J Athl Train ; 37(3): 275-278, 2002 Sep.
Artigo em Inglês | MEDLINE | ID: mdl-12937585

RESUMO

OBJECTIVE: To determine if anterior cruciate ligament (ACL) injuries in female athletes occur randomly or correlate with a specific phase of the menstrual cycle. DESIGN AND SETTING: Female athletes who sustained ACL injuries reported the days of their menstrual cycles and provided saliva samples for sex-hormone determination. Salivary sex-hormone profiles were assessed to confirm the self-reported menstrual histories. SUBJECTS: A total of 38 female athletes (20 college, 15 high school, 1 middle school, 2 recreational) with recent ACL injuries participated in the study over a 3-year period. MEASUREMENTS: Athletes with recent ACL injuries completed a questionnaire defining the injury, the last menstrual cycle, prior knee injury, school, and type of birth control used (if any). Each subject provided a 30-cc saliva sample within 72 hours of injury. Saliva samples were placed into sealed containers and frozen at -20 degrees C. We obtained 13 additional control samples from uninjured females to test the correlation between saliva and serum sex-hormone levels. Progesterone and estrogen were assayed by radioimmunoassay.
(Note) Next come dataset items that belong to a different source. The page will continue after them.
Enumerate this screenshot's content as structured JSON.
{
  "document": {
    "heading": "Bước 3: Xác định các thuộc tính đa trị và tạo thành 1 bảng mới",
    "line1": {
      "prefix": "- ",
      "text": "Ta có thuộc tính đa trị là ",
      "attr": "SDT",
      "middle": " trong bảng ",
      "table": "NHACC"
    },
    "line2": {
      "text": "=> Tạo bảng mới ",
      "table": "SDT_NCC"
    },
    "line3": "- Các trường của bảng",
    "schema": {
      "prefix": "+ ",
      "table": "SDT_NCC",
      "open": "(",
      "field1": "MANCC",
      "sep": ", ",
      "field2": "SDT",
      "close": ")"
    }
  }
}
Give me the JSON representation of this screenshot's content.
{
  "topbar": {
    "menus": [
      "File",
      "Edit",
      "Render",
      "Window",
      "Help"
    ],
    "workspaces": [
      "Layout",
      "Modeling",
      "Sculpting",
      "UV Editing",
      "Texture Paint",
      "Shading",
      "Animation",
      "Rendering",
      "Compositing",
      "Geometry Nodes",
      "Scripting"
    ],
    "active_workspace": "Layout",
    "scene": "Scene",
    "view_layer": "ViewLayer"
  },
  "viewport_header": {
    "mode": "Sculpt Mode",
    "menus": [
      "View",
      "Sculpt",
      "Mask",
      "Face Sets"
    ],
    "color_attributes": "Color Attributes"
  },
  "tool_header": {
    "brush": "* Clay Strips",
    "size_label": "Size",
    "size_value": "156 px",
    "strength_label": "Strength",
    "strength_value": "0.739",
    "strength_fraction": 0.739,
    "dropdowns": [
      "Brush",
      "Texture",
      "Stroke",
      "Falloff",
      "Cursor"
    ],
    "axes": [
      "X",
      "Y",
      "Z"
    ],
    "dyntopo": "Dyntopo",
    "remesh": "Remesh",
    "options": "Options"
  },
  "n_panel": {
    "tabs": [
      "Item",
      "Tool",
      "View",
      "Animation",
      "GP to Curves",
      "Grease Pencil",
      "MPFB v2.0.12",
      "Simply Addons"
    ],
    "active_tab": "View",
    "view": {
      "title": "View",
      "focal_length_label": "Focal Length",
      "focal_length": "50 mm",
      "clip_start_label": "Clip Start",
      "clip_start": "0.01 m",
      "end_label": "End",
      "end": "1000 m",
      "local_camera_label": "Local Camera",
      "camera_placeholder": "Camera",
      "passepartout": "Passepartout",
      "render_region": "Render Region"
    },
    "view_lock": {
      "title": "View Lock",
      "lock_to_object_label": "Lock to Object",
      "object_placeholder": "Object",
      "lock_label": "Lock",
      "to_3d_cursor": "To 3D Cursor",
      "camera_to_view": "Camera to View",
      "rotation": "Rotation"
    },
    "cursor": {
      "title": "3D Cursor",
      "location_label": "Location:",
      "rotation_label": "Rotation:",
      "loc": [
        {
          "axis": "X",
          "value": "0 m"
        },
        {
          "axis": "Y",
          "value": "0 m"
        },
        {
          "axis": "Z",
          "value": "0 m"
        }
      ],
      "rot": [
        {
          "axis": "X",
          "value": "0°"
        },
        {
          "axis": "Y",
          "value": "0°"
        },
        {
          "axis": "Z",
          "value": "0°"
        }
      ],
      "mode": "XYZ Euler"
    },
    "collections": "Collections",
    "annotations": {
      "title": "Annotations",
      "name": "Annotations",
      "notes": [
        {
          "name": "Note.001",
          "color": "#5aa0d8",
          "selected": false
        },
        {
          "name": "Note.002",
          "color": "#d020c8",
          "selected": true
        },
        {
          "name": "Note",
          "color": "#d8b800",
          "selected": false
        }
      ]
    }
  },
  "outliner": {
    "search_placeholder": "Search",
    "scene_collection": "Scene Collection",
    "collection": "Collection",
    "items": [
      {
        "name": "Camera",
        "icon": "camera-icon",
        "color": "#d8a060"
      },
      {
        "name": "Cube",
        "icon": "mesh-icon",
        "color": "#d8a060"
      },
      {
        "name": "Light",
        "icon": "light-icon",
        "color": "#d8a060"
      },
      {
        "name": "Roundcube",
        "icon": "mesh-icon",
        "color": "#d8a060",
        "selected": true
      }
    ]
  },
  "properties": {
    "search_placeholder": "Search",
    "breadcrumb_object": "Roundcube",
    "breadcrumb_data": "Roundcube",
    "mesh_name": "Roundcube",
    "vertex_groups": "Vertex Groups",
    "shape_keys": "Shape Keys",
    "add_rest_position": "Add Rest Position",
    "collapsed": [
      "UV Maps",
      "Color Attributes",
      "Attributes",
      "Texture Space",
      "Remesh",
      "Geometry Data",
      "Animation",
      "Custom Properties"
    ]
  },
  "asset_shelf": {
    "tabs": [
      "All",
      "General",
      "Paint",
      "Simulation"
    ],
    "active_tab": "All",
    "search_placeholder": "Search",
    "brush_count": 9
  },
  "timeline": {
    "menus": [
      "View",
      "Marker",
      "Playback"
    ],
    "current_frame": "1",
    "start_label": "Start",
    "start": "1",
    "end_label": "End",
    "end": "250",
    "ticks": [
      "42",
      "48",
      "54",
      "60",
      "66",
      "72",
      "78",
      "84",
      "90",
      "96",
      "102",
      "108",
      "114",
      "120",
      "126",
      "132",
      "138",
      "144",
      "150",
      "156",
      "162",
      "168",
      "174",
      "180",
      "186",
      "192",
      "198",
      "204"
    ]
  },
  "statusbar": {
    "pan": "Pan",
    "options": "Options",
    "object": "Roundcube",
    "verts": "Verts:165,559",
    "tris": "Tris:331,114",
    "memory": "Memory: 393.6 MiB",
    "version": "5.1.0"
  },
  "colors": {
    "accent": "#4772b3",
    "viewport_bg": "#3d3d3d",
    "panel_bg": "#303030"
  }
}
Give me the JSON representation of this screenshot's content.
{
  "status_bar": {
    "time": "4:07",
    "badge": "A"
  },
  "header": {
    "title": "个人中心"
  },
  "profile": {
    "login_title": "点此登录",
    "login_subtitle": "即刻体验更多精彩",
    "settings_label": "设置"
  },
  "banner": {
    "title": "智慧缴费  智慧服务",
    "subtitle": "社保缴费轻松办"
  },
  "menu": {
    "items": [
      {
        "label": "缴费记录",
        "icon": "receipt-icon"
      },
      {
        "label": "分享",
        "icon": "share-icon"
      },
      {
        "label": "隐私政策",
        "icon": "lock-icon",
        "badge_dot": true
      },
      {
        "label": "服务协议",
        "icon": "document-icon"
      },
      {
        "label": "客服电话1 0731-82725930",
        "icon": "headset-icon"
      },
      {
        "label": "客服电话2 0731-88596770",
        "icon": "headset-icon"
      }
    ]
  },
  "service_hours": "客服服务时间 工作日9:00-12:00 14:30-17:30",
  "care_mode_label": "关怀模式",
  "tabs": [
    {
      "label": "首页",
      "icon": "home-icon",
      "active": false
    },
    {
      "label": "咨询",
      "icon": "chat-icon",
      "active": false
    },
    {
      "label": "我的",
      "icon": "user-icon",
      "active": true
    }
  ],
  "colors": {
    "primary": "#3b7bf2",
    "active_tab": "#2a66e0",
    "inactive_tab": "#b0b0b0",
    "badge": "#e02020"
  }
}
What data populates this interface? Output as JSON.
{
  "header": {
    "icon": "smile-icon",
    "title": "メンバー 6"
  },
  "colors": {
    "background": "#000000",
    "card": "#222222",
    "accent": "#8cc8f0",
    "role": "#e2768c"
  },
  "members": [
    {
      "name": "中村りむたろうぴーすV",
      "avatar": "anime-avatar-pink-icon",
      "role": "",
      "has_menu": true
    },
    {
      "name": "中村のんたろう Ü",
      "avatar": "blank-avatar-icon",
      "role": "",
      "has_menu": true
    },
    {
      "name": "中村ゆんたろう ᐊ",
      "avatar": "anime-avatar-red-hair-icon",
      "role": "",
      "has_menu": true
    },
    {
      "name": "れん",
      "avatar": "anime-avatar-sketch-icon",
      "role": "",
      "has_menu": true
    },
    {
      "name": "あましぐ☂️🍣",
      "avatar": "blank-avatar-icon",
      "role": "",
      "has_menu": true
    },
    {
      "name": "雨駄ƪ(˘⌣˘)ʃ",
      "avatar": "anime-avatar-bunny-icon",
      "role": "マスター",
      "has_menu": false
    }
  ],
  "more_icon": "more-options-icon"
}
Physical examination, magnetic resonance imaging, or surgery confirmed the injury in all subjects. RESULTS: The correlations between saliva and serum estrogen and progesterone were 0.73 (alpha =.01) and 0.72 (alpha =.01), respectively. Ten of 27 athletes who reported their cycle day at time of injury sustained an ACL injury immediately before or 1 to 2 days after the onset of menses. We rejected the null hypothesis that such high frequency was due to random chance. CONCLUSIONS: A significantly greater number of ACL injuries occurred on days 1 and 2 of the menstrual cycle. Salivary sex-hormone levels correlated with the reported cycle day.